# This device cannot start. (Code 10)



## andrewddo (Jul 1, 2011)

hey was wondering if anyone could help i cant get into my sd card when i connect it to my computer it says theres a connection but in my computer i see no removable storage and it doesnt pop up asking what i want to do like usual it says i have a This device cannot start. (Code 10) error code in hardware properties plz and ty


----------



## Xrayz540 (Jul 4, 2011)

andrewddo said:


> hey was wondering if anyone could help i cant get into my sd card when i connect it to my computer it says theres a connection but in my computer i see no removable storage and it doesnt pop up asking what i want to do like usual it says i have a This device cannot start. (Code 10) error code in hardware properties plz and ty


this does not belong in the dev forum


----------



## andrewddo (Jul 1, 2011)

oh sorry wasnt sure where it went can it be moved


----------



## SyNiK4L (Jun 7, 2011)

ya i got it. its not a problem. dev forum is for release tho. :android-smile:


----------



## bkoon1218 (Jul 9, 2011)

You need the proper drivers for your device.

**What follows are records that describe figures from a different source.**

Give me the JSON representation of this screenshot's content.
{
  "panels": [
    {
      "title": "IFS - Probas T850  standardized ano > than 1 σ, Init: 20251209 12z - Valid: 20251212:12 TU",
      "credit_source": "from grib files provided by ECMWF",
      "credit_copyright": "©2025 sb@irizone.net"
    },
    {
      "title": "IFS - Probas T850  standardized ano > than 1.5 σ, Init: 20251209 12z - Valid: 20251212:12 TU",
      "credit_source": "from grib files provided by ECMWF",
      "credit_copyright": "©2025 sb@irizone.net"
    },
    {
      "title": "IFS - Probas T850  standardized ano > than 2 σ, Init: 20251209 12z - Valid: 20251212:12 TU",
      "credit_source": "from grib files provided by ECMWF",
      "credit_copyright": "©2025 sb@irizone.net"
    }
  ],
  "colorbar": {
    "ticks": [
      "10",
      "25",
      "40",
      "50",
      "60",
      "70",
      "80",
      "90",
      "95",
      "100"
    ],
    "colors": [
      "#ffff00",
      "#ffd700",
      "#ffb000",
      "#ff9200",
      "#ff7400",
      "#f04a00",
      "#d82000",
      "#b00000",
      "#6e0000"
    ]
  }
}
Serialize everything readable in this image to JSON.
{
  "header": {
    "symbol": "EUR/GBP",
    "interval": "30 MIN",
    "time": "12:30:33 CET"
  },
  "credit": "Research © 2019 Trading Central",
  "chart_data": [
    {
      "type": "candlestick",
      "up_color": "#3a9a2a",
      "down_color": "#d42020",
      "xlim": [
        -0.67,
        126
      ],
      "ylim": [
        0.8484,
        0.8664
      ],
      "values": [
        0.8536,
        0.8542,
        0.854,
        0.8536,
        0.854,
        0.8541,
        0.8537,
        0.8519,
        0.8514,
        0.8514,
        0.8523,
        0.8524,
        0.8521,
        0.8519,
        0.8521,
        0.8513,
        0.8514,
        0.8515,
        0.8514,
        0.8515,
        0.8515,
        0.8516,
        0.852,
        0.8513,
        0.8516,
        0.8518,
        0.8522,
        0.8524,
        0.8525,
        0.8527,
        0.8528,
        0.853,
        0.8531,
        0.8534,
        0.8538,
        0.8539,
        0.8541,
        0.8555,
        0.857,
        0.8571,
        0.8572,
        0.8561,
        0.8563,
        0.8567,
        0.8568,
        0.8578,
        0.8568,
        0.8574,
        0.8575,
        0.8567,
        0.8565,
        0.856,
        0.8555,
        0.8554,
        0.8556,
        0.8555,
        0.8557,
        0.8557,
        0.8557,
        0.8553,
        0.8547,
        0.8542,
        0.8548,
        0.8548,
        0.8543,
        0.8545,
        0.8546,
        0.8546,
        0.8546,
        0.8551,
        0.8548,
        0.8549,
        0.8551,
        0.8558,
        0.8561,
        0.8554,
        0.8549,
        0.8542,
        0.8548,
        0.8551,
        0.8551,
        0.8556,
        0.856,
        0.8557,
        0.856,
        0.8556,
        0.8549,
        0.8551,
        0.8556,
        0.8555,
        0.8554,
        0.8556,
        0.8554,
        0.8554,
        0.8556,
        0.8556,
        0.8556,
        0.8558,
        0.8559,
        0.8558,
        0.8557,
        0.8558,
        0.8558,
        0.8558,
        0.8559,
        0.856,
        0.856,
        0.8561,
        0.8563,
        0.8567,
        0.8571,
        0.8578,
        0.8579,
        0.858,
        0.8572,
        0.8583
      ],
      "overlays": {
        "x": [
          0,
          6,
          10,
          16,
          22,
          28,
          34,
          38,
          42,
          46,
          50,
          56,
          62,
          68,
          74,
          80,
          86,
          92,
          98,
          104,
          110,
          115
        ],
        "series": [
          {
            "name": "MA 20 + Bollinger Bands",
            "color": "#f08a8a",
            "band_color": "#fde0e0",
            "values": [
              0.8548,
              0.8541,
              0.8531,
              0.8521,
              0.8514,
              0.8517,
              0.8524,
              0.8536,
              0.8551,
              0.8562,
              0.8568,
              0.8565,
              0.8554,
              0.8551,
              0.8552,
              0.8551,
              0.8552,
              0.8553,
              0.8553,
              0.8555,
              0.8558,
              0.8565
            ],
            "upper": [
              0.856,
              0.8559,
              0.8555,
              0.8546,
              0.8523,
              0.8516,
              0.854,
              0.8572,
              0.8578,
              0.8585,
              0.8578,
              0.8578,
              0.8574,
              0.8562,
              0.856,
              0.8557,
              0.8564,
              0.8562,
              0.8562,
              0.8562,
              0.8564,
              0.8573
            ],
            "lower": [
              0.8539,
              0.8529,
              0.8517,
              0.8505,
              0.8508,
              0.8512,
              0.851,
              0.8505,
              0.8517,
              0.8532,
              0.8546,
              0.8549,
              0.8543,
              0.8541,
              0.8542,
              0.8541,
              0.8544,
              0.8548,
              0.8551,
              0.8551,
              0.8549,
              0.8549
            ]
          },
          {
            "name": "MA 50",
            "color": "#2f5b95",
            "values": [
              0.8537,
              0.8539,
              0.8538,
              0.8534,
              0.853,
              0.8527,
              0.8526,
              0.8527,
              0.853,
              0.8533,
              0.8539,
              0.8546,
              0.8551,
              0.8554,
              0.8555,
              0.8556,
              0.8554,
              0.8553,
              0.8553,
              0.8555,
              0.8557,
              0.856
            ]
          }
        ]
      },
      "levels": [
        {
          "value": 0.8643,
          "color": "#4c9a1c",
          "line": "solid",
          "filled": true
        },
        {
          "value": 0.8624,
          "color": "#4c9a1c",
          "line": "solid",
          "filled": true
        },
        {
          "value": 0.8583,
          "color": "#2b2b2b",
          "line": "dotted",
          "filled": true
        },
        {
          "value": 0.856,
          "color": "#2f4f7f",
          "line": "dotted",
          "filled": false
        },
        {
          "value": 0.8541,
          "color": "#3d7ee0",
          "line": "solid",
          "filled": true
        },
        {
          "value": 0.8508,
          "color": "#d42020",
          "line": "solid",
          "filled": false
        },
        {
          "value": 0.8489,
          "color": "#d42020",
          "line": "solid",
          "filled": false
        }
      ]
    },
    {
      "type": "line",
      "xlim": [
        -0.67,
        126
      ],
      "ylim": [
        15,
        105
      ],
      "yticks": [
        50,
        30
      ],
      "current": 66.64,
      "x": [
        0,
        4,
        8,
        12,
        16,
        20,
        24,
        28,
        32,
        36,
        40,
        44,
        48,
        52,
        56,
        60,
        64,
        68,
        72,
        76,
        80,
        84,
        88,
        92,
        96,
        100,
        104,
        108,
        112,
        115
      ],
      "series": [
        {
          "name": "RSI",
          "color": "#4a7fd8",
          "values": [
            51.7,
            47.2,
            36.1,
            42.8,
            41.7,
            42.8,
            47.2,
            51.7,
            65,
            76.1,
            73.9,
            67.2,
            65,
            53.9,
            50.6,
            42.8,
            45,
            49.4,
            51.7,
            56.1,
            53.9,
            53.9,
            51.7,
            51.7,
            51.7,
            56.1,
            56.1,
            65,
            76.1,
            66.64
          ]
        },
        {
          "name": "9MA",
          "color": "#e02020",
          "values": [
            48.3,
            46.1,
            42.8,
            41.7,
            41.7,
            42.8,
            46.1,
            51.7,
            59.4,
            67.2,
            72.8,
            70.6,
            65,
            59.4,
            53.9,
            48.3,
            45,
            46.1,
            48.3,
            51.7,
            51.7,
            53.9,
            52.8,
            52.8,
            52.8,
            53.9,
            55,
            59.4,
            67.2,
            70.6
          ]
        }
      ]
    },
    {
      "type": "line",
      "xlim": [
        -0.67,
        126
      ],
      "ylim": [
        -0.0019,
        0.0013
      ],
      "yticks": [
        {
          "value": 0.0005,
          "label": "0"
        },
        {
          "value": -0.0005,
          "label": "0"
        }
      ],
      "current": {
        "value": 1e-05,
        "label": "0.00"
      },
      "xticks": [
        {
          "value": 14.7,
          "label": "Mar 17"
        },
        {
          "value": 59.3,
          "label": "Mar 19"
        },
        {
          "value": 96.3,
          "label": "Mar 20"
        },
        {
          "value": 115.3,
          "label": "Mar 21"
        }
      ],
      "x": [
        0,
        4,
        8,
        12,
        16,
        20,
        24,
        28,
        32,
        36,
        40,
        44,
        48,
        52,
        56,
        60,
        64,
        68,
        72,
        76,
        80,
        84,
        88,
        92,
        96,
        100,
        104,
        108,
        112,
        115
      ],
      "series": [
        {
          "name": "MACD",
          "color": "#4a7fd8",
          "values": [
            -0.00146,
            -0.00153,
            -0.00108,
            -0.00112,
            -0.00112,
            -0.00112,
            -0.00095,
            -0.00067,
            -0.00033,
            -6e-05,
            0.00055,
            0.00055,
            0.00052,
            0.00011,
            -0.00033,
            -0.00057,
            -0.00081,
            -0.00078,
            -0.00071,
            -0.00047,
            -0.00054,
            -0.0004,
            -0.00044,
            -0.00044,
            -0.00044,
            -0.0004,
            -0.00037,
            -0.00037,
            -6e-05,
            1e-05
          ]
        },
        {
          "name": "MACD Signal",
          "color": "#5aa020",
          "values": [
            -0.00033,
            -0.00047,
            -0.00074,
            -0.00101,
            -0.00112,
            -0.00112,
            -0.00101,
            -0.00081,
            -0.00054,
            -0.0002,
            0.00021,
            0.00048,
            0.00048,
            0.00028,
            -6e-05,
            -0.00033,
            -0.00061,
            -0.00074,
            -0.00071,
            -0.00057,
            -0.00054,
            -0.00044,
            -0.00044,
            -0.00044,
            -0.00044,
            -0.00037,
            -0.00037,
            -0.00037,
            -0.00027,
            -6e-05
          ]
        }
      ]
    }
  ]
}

I think that should be available in the bible.


----------



## andrewddo (Jul 1, 2011)

i dont think it smy drivers cuz i clicked update drivers and it says its up to date


----------



## krylon360 (Jun 21, 2011)

uninstall all the drivers using USBDView
Then reinstall.
DO NOT USE Windows Update to download the drivers.
Use the Galaxy S Drivers. I think it even comes with a nice little setup.exe to install the drivers for you.


----------



## andrewddo (Jul 1, 2011)

alright so i think its about to work as i can see my removable disk icon now but it seems to be stuck on installing CDC serial


----------



## andrewddo (Jul 1, 2011)

ok so it seems its not the drivers that are messed up as i tried to use my phone on another computer with the same results so im guessing it was right around the time i was trying to reparition it with parition wizard that it messed up any ideas what it could be ? it says my :F drive which is my sd card cannot start


----------